The goal to break bread mindfully is deeply good. The process of tasting food and adding intention to every step of the food process adds health and spice to life while tending to the earth with gentle compassion. Mindfulness is a challenge, one that requires daily practice. Alchemy is an invitation.
Sourcing, making, sharing, and eating food can be magical. It builds community. It deepens family. It celebrates culture. It changes our lives and the lives of others. We have an opportunity to be a partner in the food system, not just a consumer.
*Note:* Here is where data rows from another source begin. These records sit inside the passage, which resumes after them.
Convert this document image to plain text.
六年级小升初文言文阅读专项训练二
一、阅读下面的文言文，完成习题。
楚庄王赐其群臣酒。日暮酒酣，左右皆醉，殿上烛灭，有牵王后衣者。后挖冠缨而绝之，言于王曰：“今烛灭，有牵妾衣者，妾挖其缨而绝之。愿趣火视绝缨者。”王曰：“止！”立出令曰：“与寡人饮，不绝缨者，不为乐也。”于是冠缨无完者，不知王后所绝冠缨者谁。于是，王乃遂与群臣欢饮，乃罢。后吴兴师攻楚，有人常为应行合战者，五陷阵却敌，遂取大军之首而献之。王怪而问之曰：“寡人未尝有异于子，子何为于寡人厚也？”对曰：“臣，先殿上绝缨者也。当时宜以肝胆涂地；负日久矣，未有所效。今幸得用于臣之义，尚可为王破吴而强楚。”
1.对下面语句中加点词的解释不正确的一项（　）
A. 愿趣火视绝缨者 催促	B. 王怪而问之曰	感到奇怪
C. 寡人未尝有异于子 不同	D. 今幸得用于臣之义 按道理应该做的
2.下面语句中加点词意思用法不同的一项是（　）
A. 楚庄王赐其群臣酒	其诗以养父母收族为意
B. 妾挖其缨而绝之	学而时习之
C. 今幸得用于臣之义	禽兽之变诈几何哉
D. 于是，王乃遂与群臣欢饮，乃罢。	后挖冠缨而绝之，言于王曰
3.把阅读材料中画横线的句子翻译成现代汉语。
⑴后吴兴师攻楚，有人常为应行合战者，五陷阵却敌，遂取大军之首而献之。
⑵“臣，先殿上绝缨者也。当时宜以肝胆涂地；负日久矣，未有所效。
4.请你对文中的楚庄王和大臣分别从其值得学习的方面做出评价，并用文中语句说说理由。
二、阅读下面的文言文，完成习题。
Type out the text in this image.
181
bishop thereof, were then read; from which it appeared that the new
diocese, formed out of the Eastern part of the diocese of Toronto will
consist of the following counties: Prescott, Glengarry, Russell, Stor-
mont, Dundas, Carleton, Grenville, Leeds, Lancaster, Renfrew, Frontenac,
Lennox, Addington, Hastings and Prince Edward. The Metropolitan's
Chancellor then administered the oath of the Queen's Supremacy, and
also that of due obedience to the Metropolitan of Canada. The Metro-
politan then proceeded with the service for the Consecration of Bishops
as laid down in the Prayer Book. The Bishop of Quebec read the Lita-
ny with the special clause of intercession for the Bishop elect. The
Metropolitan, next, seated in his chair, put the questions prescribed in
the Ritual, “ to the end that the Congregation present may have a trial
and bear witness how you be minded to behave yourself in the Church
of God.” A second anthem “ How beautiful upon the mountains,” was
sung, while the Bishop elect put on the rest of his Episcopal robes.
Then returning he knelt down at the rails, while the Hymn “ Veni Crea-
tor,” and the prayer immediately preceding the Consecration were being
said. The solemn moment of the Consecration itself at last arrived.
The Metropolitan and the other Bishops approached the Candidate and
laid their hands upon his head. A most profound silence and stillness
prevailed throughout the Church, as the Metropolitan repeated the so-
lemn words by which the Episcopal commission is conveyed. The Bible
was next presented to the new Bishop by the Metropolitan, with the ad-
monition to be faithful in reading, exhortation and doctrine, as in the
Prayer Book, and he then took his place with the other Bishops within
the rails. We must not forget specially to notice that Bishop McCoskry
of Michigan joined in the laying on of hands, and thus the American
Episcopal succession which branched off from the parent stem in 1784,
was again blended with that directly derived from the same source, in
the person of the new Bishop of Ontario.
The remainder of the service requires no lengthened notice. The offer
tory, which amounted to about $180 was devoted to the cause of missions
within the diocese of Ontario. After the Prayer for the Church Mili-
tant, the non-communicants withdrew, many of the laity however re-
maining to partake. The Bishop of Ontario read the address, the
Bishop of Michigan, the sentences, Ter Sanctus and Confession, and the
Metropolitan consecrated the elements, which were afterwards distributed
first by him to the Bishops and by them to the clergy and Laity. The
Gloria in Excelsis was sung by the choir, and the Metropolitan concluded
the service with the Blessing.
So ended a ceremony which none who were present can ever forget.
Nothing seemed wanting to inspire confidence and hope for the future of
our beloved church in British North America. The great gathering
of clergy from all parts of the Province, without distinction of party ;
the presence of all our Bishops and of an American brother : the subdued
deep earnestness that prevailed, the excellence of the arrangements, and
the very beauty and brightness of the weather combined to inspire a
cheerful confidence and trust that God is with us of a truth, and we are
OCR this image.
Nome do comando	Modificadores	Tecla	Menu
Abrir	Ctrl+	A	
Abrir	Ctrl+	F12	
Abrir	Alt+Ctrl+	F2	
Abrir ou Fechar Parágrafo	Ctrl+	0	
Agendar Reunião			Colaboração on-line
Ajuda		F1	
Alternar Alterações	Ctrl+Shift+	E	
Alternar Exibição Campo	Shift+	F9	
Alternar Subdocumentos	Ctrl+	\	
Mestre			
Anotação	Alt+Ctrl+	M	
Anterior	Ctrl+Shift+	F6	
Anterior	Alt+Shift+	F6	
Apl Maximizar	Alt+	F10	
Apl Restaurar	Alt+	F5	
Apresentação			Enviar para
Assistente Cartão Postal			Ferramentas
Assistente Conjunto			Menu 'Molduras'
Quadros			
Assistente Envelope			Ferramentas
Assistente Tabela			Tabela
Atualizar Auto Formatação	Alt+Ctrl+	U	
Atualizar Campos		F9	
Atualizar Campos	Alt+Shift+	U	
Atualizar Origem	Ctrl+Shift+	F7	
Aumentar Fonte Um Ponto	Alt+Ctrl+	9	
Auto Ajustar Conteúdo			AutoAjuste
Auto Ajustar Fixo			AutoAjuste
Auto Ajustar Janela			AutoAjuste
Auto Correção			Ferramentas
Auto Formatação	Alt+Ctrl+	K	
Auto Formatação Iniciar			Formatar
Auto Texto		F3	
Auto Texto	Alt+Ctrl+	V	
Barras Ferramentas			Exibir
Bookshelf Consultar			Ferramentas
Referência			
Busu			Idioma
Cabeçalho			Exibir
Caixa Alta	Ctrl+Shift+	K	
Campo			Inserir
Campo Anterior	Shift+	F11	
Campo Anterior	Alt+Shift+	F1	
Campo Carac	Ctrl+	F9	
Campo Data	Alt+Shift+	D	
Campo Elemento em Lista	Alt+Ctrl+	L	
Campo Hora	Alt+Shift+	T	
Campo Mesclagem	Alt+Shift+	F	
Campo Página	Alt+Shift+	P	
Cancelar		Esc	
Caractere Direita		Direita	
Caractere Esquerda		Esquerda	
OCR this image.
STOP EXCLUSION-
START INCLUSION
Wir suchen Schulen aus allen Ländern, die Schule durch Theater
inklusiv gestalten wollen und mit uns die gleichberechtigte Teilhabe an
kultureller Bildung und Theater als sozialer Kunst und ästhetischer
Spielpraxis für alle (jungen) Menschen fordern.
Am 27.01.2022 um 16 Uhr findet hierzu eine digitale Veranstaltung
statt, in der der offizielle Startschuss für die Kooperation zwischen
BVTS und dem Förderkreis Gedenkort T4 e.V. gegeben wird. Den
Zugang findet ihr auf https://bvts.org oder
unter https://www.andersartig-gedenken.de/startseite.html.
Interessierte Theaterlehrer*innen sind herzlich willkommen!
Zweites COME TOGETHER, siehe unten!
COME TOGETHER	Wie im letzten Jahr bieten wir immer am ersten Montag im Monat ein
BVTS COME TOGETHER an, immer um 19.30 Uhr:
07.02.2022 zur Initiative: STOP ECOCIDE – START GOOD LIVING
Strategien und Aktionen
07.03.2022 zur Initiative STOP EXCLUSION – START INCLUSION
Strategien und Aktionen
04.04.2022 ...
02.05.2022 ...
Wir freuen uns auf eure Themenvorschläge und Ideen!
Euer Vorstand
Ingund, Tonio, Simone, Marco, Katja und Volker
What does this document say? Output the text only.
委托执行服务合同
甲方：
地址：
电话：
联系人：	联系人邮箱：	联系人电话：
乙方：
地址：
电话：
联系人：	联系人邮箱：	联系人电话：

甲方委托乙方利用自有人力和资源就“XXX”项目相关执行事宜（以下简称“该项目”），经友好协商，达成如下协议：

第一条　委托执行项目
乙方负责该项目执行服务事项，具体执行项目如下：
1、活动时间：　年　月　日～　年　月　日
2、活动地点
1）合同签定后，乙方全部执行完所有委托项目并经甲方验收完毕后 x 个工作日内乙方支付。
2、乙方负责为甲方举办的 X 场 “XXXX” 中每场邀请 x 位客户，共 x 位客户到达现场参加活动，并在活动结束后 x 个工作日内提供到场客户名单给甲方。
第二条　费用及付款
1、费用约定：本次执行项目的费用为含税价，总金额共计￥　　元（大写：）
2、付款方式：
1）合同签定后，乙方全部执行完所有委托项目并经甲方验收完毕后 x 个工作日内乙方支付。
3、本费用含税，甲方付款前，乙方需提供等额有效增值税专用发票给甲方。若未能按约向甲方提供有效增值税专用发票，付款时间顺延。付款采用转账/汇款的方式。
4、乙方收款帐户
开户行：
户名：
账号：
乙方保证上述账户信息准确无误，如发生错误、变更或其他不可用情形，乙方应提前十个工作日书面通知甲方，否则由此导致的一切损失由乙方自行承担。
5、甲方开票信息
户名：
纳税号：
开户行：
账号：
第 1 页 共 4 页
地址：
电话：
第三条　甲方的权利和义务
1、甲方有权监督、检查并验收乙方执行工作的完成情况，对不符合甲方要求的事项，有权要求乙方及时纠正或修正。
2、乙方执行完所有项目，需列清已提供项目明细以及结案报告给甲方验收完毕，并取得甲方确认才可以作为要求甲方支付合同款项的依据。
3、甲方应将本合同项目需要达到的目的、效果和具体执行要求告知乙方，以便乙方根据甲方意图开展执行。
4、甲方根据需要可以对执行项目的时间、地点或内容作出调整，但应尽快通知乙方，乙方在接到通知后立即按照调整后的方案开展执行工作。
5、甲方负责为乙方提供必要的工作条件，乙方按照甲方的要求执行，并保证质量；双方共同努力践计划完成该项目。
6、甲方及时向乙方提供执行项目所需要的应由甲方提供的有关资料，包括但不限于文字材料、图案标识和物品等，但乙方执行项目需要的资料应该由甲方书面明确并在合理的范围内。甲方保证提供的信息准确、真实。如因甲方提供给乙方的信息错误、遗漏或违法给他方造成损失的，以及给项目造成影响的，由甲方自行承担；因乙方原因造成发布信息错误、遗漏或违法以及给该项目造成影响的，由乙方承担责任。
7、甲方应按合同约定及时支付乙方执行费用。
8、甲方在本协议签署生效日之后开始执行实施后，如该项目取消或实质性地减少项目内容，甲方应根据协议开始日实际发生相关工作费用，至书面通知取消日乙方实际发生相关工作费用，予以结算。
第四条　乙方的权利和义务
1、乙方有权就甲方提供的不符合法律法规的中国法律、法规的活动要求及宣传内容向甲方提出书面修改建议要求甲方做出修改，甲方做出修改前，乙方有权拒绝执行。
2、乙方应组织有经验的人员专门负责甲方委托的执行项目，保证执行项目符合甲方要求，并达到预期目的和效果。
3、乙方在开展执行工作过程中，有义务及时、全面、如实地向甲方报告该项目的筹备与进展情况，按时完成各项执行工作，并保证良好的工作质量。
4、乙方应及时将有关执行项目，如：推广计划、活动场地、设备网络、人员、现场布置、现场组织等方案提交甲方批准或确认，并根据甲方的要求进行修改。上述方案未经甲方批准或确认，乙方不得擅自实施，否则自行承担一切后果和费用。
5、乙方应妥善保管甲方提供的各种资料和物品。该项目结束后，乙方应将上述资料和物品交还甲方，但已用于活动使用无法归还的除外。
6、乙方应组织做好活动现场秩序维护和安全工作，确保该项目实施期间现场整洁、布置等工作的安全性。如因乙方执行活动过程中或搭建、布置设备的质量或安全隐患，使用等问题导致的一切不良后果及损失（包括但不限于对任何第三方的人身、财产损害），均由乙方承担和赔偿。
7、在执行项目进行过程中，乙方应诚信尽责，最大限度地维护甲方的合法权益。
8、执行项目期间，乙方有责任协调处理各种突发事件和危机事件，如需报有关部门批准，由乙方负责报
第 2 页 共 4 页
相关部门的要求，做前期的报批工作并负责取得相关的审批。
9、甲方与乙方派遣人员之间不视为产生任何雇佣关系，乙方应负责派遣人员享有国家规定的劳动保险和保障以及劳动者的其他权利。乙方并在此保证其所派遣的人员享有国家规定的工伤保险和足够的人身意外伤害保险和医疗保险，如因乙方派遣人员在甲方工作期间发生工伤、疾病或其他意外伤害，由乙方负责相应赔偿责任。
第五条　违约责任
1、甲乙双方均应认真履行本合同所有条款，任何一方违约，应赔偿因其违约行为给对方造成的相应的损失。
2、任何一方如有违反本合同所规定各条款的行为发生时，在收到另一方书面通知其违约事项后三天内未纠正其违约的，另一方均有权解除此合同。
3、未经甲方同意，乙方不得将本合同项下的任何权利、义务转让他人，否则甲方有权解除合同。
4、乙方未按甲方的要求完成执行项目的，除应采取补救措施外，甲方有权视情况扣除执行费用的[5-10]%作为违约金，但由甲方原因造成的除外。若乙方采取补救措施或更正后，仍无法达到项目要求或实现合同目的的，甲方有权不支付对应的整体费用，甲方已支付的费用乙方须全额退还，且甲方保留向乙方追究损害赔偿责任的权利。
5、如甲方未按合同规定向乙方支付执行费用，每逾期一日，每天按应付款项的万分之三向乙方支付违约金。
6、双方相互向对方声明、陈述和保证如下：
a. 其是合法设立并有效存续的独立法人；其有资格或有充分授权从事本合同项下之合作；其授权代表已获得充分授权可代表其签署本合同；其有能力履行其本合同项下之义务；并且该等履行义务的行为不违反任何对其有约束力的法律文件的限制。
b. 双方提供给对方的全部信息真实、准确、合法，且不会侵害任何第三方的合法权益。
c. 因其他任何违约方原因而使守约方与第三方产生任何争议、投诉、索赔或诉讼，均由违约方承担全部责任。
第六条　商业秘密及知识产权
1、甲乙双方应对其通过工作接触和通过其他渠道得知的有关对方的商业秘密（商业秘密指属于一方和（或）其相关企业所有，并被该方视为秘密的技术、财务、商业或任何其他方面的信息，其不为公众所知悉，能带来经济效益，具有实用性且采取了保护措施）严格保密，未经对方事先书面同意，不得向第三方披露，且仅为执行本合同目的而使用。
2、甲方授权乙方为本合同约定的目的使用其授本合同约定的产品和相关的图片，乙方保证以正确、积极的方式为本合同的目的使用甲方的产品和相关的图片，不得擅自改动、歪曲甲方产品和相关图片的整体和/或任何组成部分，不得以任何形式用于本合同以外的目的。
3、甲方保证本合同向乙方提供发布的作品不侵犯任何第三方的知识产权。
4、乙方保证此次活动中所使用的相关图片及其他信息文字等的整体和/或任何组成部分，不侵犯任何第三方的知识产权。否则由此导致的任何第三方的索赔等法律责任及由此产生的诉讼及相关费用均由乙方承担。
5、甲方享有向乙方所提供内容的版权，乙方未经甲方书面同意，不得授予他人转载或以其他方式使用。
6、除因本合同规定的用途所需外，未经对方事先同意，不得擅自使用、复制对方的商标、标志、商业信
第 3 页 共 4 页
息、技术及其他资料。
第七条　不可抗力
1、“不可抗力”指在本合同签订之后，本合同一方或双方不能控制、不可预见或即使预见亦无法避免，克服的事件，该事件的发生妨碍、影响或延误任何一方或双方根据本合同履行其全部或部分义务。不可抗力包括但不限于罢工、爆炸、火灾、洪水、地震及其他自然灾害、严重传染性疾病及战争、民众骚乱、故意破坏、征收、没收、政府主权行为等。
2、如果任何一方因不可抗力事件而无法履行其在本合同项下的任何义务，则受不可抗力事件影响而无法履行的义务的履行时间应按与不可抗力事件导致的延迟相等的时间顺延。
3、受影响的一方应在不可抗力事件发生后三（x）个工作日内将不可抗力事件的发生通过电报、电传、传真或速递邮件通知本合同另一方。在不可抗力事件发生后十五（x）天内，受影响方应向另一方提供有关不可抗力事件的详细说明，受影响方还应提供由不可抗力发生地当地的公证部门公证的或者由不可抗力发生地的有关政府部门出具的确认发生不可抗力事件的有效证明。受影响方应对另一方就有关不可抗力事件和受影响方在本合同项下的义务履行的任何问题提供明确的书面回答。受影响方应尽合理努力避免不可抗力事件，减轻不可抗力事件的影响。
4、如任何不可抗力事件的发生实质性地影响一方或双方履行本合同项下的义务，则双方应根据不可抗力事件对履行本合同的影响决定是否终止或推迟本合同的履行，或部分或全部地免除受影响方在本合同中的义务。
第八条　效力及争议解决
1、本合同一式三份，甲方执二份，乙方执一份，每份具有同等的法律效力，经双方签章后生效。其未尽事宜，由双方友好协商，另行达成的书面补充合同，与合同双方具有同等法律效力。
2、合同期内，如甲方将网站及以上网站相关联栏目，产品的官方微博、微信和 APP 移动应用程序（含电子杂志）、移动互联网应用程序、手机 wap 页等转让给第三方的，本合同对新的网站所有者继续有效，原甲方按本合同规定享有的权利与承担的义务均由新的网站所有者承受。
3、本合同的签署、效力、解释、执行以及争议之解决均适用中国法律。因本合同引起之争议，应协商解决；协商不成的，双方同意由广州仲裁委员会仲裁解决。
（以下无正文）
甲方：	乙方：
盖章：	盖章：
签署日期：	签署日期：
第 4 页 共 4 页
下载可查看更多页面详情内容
Whether it’s by baking bread, canning tomatoes, accepting a cucumber from a neighbor, advocating for a more robust produce section in a local supermarket, or simply tasting food fully, when we use the choice that we have to engage with our food with intention, that’s when the magic happens.
THE TINY THING
An invitation to alchemy
Choose one meal or snack to eat while fully engaged in the act. Prepare the food with intention and think about how this food came to be in front of you, right now. Who grew it? How did it get to you? Who cooked or baked or mixed it? With whom are you sharing the experience? Tune into the food on your plate and notice the way it looks and smells. How do you feel prior to the ﬁrst bite? Explore the ﬂavors that pop in your mouth, the various textures, how you feel as you eat it, and how it satisﬁes your hunger. Slow down. Eat one piece of food at a time and pause in between bites. Notice how full awareness impacts the act of eating. Break bread, mindfully. This is everyday alchemy in practice.
Once a day, notice the position of your tongue in your mouth. Pull it away from the roof of your mouth or the back of your teeth and invite it to relax. Recognize if doing this also helps release tension in your face, jaw and throat as well. Allow your calm tongue to model surrender in the rest of your body and being.